# Name for my farm?



## DappledBoers (Feb 10, 2013)

I would like to make a website since I want to get serious with the breeding and selling of quality boers. I am trying to think of a smart name that makes my boers sound good! Not that they aren't but I want to draw people to the site. A couple suggestions were made like big league boers or major league boers but I would like more suggestions, anyone???


----------



## liz (Oct 5, 2007)

Eye catching and a name to remember, that is a difficult one to come up with!
Do you raise traditional or painted Boers?


----------



## NubianFan (Jun 3, 2013)

Boer Mama (ok I am probably the only one that thinks that is funny)
Titan Boers
Capital Boers
It would help if we knew where you were located, (not specifically but like what state, what kind of terrain, hills, desert, flatlands, swamps) 
Widowmaker Boers
King kong Boers
Mighty Dapples Boer farm
Mightly Mischief Boer Ranch
Money Maker Boers
Tribute Boers
????


----------



## NubianFan (Jun 3, 2013)

Oh I thought of a couple more
Bodacious Boers or Bodacious Boer farm
Bohunk Boers
Jethro Boers (LOL sorry)
Dapple with Dollars Boer Farm
Dappled Dollars Boers


----------



## enchantedgoats (Jun 2, 2013)

Fooku Boers 
Boerbokke
actually whats wrong with dappled boers


----------



## DappledBoers (Feb 10, 2013)

I like on a dirt road. I live on miller lake.

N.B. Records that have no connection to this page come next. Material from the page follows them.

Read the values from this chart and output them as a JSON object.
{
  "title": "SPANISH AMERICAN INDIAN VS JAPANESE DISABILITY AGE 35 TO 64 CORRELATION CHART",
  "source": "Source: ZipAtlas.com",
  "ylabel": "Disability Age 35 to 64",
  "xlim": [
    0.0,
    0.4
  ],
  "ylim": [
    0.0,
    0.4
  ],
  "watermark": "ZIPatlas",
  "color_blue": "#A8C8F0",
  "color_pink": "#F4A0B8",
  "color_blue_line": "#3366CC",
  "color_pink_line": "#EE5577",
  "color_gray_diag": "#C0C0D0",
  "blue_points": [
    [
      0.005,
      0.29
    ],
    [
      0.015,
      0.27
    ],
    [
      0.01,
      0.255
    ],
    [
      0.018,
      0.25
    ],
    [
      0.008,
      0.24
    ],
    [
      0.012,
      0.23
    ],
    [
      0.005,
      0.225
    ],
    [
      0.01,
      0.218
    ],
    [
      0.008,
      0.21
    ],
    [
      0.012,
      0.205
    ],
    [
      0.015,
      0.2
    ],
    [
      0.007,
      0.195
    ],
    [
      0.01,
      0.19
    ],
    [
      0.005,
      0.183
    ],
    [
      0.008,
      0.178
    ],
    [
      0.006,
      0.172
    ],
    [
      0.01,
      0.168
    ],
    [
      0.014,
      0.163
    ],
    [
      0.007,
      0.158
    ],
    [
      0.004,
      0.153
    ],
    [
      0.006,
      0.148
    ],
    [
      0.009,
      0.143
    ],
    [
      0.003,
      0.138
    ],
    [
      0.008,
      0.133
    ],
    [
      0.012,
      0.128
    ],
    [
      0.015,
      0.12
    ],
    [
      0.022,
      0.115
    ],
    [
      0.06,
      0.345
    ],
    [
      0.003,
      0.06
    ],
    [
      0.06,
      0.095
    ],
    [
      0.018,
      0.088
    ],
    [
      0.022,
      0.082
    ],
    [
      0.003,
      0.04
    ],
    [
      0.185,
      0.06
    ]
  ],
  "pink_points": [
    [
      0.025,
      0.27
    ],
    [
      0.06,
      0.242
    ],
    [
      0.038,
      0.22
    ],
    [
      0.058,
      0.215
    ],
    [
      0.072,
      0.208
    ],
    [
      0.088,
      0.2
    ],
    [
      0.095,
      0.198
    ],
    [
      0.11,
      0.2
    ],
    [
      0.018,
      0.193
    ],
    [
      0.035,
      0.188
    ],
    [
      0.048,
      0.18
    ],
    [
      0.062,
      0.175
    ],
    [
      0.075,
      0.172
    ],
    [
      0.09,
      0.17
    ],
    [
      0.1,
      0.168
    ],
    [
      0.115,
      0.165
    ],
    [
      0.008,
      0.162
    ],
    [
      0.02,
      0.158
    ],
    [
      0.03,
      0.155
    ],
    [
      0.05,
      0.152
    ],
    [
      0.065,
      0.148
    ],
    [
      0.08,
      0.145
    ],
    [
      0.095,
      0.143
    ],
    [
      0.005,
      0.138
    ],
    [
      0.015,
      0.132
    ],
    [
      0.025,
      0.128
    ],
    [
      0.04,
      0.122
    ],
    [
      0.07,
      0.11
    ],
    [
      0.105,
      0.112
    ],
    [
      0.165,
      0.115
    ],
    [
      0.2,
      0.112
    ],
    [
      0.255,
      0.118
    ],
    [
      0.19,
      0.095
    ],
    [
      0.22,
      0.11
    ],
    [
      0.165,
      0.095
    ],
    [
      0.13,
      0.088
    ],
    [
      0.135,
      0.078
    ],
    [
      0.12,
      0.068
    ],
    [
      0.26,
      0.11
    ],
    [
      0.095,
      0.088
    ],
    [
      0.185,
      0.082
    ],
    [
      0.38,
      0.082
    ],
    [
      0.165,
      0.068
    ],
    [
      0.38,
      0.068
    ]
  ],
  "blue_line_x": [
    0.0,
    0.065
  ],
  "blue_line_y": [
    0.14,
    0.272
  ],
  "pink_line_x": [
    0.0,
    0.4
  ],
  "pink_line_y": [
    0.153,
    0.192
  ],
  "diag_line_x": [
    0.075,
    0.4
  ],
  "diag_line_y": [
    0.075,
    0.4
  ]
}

In Columbiaville mi


----------



## NubianFan (Jun 3, 2013)

Bigtime Boers
Lakeside Boers
Aqua Vista Boers
Top of the line Boers
Lake of Dapples Boers
Backroads Boers


----------



## NubianFan (Jun 3, 2013)

I've got it!
Watercolor Boers


----------



## J.O.Y. Farm (Jan 10, 2012)

^ I like that!!


----------



## ksalvagno (Oct 6, 2009)

What about Dapper Boers. Your logo could be a Boer with an English Bowler hat and bow tie on.


----------



## NubianFan (Jun 3, 2013)

ksalvagno said:


> What about Dapper Boers. Your logo could be a Boer with an English Bowler hat and bow tie on.


LOL that would be cute!


----------



## Brink4 (Apr 29, 2013)

Rocky Road Boers


----------



## farmgirl631 (May 3, 2013)

I like the watercolor boers!


----------